Однажды я приехала в Хайфу навестить маму. Она проходила тогда очередной сеанс химиотерапии, и все ее прекрасные волосы выпали.
— Тебе, по крайней мере, хотя бы есть на что надеяться, — сказала Наоми. — Твоя мать еще может выздороветь. А вот моя…
Постоянного партнера у нее в то время не было, только случайные мужики на одну ночь, с которыми она знакомилась в барах, а у меня тогда как раз начался роман с Шимшоном. Мы познакомились, когда он начал читать лекции у нас в колледже. Он был намного старше меня и своей стеснительностью, неуверенностью и очаровательной рассеянностью напоминал Вуди Аллена, так что мне все время хотелось обнять его и пожалеть.
Шимшон великолепно знал историю живописи, имел тонкий вкус и прекрасно разбирался в одежде, музыке, макияже, духах, еде и винах. Когда он читал лекции, его тоненькие ручки и ножки дергались, как у марионетки, очки сползали на кончик носа, а на лоб элегантно спадала седая прядь ухоженных волос. Имена и даты сыпались из него, как из рога изобилия, а его голос, как у оперного певца, то взлетал ввысь, то опускался до самых низов.

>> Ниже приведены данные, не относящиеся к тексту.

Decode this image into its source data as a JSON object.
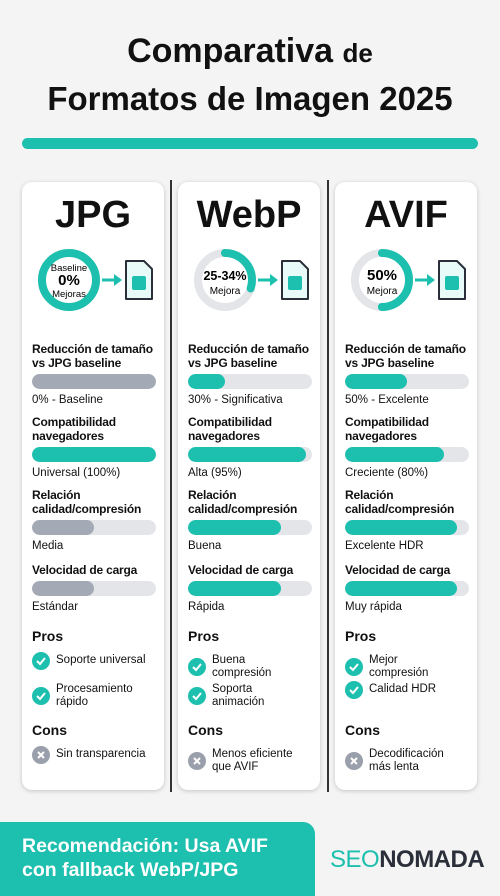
{
  "header": {
    "title_main": "Comparativa",
    "title_small": "de",
    "title_line2": "Formatos de Imagen 2025"
  },
  "cards": [
    {
      "name": "JPG",
      "ring": {
        "top": "Baseline",
        "big": "0%",
        "bottom": "Mejoras",
        "fill": 100
      },
      "metrics": [
        {
          "label": [
            "Reducción de tamaño",
            "vs JPG baseline"
          ],
          "fill": 100,
          "color": "#a3a9b5",
          "value": "0% - Baseline"
        },
        {
          "label": [
            "Compatibilidad",
            "navegadores"
          ],
          "fill": 100,
          "color": "#1dbfae",
          "value": "Universal (100%)"
        },
        {
          "label": [
            "Relación",
            "calidad/compresión"
          ],
          "fill": 50,
          "color": "#a3a9b5",
          "value": "Media"
        },
        {
          "label": [
            "Velocidad de carga"
          ],
          "fill": 50,
          "color": "#a3a9b5",
          "value": "Estándar"
        }
      ],
      "pros_title": "Pros",
      "pros": [
        [
          "Soporte universal"
        ],
        [
          "Procesamiento",
          "rápido"
        ]
      ],
      "cons_title": "Cons",
      "cons": [
        [
          "Sin transparencia"
        ]
      ]
    },
    {
      "name": "WebP",
      "ring": {
        "big": "25-34%",
        "bottom": "Mejora",
        "fill": 30
      },
      "metrics": [
        {
          "label": [
            "Reducción de tamaño",
            "vs JPG baseline"
          ],
          "fill": 30,
          "color": "#1dbfae",
          "value": "30% - Significativa"
        },
        {
          "label": [
            "Compatibilidad",
            "navegadores"
          ],
          "fill": 95,
          "color": "#1dbfae",
          "value": "Alta (95%)"
        },
        {
          "label": [
            "Relación",
            "calidad/compresión"
          ],
          "fill": 75,
          "color": "#1dbfae",
          "value": "Buena"
        },
        {
          "label": [
            "Velocidad de carga"
          ],
          "fill": 75,
          "color": "#1dbfae",
          "value": "Rápida"
        }
      ],
      "pros_title": "Pros",
      "pros": [
        [
          "Buena",
          "compresión"
        ],
        [
          "Soporta",
          "animación"
        ]
      ],
      "cons_title": "Cons",
      "cons": [
        [
          "Menos eficiente",
          "que AVIF"
        ]
      ]
    },
    {
      "name": "AVIF",
      "ring": {
        "big": "50%",
        "bottom": "Mejora",
        "fill": 50
      },
      "metrics": [
        {
          "label": [
            "Reducción de tamaño",
            "vs JPG baseline"
          ],
          "fill": 50,
          "color": "#1dbfae",
          "value": "50% - Excelente"
        },
        {
          "label": [
            "Compatibilidad",
            "navegadores"
          ],
          "fill": 80,
          "color": "#1dbfae",
          "value": "Creciente (80%)"
        },
        {
          "label": [
            "Relación",
            "calidad/compresión"
          ],
          "fill": 90,
          "color": "#1dbfae",
          "value": "Excelente HDR"
        },
        {
          "label": [
            "Velocidad de carga"
          ],
          "fill": 90,
          "color": "#1dbfae",
          "value": "Muy rápida"
        }
      ],
      "pros_title": "Pros",
      "pros": [
        [
          "Mejor",
          "compresión"
        ],
        [
          "Calidad HDR"
        ]
      ],
      "cons_title": "Cons",
      "cons": [
        [
          "Decodificación",
          "más lenta"
        ]
      ]
    }
  ],
  "footer": {
    "recommendation": [
      "Recomendación: Usa AVIF",
      "con fallback WebP/JPG"
    ],
    "logo_a": "SEO",
    "logo_b": "NOMADA"
  }
}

Он ухаживал за мной долго, как влюбленный подросток. Когда мы сидели в каком-нибудь дорогом ресторане, он робко брал меня за руку своей бледной, веснушчатой лапкой и молча смотрел мне в глаза. Так продолжалось несколько месяцев, пока наконец летом, перед началом последнего учебного года, он не набрался смелости и не пригласил меня поехать с ним в Лондон. По вечерам мы ходили на концерты в «Ройял-фестивал-холл», на оперы в Ковент-Гарден или в театр, а днем мне приходилось проводить с Шимшоном время в мужском отделе универмага «Харродз». Он покупал носки и трусы только там. Закупал их целыми партиями на год вперед и подбирал по цвету к одежде, обуви и галстукам. Ноги у него были безволосые, как у новорожденного. Когда мы лежали в постели, он жадно, как голодный младенец, прижимался к моей груди, а я зарывалась носом в его седую прядь и вдыхала запах дорогого лосьона, тоже, разумеется, купленного в «Харродзе». Когда мы вернулись из Лондона, наши отношения вступили в новую фазу. Каждый уик-энд я теперь проводила у него. По пятницам он закупал все газеты, какие только можно, и жадно прочитывал в них отделы искусства, чтобы узнать, кто обругал его на этот раз, а по субботам надевал махровый купальный халат и домашние туфли, уходил в свой кабинет и сочинял язвительные ответы. Его бледные ноги под столом время от времени поглаживали одна другую, а седая прядь на лбу воинственно раздваивалась, как бычьи рога.
Шимшон постоянно твердил, что я очень талантливая, и, когда я закончила последний курс, он сделал мне протекцию в одной художественной галерее. Там и состоялась моя первая выставка — «Саманта в Первом онкологическом отделении». Выставка открылась через месяц после смерти мамы. Мне было двадцать пять, и я искренне думала, что комплименты, потрепыванье по щечке, головокружение от вина и вспышки блицев будут длиться вечно.
Папа и Нуни пришли, несмотря на траур. Тетя Рут тоже. Она обняла меня со слезами на глазах и сказала:
— Ты знаешь, я ничего не понимаю в современной живописи, но я тобой горжусь.
Йоэль прижался щекой к моей щеке и шепнул:
— Это твой, что ли, тебе выставку сварганил, да? Я же говорил, что ты всегда падаешь на четыре лапы, как кошка.
Заместитель мэра поздравил присутствующих с открытием выставки и сказал, что ему нравится искусство молодых.
Затем с прочувствованной речью выступил Шимшон. Его седая прядь элегантно спадала на лоб, а речь изобиловала выражениями типа «конкретика и абстракция», «метафорическая стратегия тела», «крушение репрезентации» и «субъективный нарратив». Имена Лакана, Фуко и Деррида[21] кружились вокруг меня, как блестящие конфетти, а со стен на меня в упор смотрели страдальческие глаза Саманты.